Tandis que le gouvernement pérore, des associations organisent la solidarité. "Du lait pour les enfants d'Espagne", disent alors les affiches. La collecte va bon train. Des bénévoles s'activent, comme sur l'Aquarius aujourd'hui. Ces réfugiés espagnols seraient 600.000 à être restés dans leur patrie d'accueil. Qui alléguerait aujourd'hui qu'ils l'aiment moins que ceux qui y naquirent par hasard?
Il n'est pas question de dire ici qu'il est simple d'accueillir. Il ne s'agit ni d'enjoliver, ni de banaliser, ni même de dédramatiser
 Boat people. Deux mots secs. Pour dire l'effarement devant les images. De frêles embarcations, surchargées, photographiées de haut, comme perdues au mitan d'une mer sans rivage. En 1975, ils viennent de loin, du Vietnam et du Cambodge. Ils échappent aux représailles de fin de guerre ou fuient les Khmers rouges du "Kampuchéa démocratique". Ils sont des dizaines de milliers.

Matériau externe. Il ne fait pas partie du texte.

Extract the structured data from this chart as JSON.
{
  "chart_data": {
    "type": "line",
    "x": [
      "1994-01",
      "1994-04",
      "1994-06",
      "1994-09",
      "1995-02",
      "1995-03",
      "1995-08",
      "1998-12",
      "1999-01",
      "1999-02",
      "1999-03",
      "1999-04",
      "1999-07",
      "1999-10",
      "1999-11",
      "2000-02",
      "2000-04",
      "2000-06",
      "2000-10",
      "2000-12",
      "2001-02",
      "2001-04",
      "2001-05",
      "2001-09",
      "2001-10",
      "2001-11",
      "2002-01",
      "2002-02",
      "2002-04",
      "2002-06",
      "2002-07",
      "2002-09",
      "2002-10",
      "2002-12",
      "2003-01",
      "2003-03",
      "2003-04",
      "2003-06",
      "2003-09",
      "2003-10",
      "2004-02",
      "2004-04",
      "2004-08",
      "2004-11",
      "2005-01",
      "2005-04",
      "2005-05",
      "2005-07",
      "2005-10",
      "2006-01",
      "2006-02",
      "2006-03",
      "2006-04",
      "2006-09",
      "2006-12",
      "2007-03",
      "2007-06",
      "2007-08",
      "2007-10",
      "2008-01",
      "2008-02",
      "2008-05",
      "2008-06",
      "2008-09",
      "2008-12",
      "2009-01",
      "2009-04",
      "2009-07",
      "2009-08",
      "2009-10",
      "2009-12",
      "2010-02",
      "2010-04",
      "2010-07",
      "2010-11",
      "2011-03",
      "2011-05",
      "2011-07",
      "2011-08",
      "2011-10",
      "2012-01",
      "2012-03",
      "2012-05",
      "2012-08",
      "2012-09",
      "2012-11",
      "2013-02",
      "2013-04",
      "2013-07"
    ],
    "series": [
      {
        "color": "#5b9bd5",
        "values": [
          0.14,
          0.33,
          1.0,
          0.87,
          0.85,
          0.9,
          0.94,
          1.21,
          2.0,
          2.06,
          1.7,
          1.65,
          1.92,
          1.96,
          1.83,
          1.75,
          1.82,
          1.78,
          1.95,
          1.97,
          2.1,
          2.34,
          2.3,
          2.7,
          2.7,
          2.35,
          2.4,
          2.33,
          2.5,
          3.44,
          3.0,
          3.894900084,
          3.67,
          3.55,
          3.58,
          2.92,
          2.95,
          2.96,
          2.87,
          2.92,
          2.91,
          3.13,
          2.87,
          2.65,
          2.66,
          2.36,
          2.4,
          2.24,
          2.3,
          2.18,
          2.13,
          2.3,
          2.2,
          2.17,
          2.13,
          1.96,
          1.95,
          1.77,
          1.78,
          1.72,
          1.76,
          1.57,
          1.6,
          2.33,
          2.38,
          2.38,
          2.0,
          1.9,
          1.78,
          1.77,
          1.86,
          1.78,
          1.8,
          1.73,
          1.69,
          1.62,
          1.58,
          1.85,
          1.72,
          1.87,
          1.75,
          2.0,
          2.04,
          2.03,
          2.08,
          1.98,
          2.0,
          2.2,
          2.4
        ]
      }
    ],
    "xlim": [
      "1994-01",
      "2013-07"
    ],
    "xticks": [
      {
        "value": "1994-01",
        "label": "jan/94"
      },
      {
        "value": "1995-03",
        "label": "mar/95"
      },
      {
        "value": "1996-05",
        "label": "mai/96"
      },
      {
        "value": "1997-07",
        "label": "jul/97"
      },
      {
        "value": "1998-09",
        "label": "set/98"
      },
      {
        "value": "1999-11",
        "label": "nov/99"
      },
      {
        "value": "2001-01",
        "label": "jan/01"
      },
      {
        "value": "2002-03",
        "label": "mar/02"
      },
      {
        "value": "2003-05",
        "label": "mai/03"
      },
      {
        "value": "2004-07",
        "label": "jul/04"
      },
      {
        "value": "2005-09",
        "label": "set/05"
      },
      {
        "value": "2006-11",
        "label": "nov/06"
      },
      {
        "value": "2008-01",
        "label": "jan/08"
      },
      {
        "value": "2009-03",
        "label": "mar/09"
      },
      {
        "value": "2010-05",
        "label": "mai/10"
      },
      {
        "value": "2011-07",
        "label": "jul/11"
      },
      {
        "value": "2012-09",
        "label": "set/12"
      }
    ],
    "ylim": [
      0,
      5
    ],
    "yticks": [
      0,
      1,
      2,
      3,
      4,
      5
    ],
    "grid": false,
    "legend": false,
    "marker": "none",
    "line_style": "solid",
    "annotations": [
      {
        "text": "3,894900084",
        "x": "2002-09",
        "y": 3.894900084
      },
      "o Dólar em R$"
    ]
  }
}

Cette fois, le gouvernement laisse la Croix-Rouge et le Haut Commissariat des Nations unies pour les réfugiés organiser leur accueil en France. D'autres associations viennent à la rescousse. Comme sur l'Aquarius aujourd'hui. Ces réfugiés vietnamiens et cambodgiens firent ici leur vie et leurs enfants. Qui alléguerait que…?
La guerre d'Algérie prend un tournant. Décisif. Ils reviennent, les mains nues et pour la plupart inconsolables. Ils sont français, certes, mais partis depuis longtemps ou nés là-bas. Ils sont pieds-noirs, harkis, d'abord quelques milliers. De Gaulle et Peyrefitte sont inquiets, persuadés que la tâche est insurmontable. Où trouver du travail, des logements, des écoles ? Ils seront un million en trois ans. Regroupés, maltraités, livrés au froid et à l'inaction. Les services sociaux sont débordés. Des bénévoles… comme sur l'Aquarius aujourd'hui. Ils ont refait leur vie. Leurs enfants ont grandi. Avec des souvenirs, un peu d'amertume, beaucoup de fierté et une grande combativité. Qui alléguerait que… ?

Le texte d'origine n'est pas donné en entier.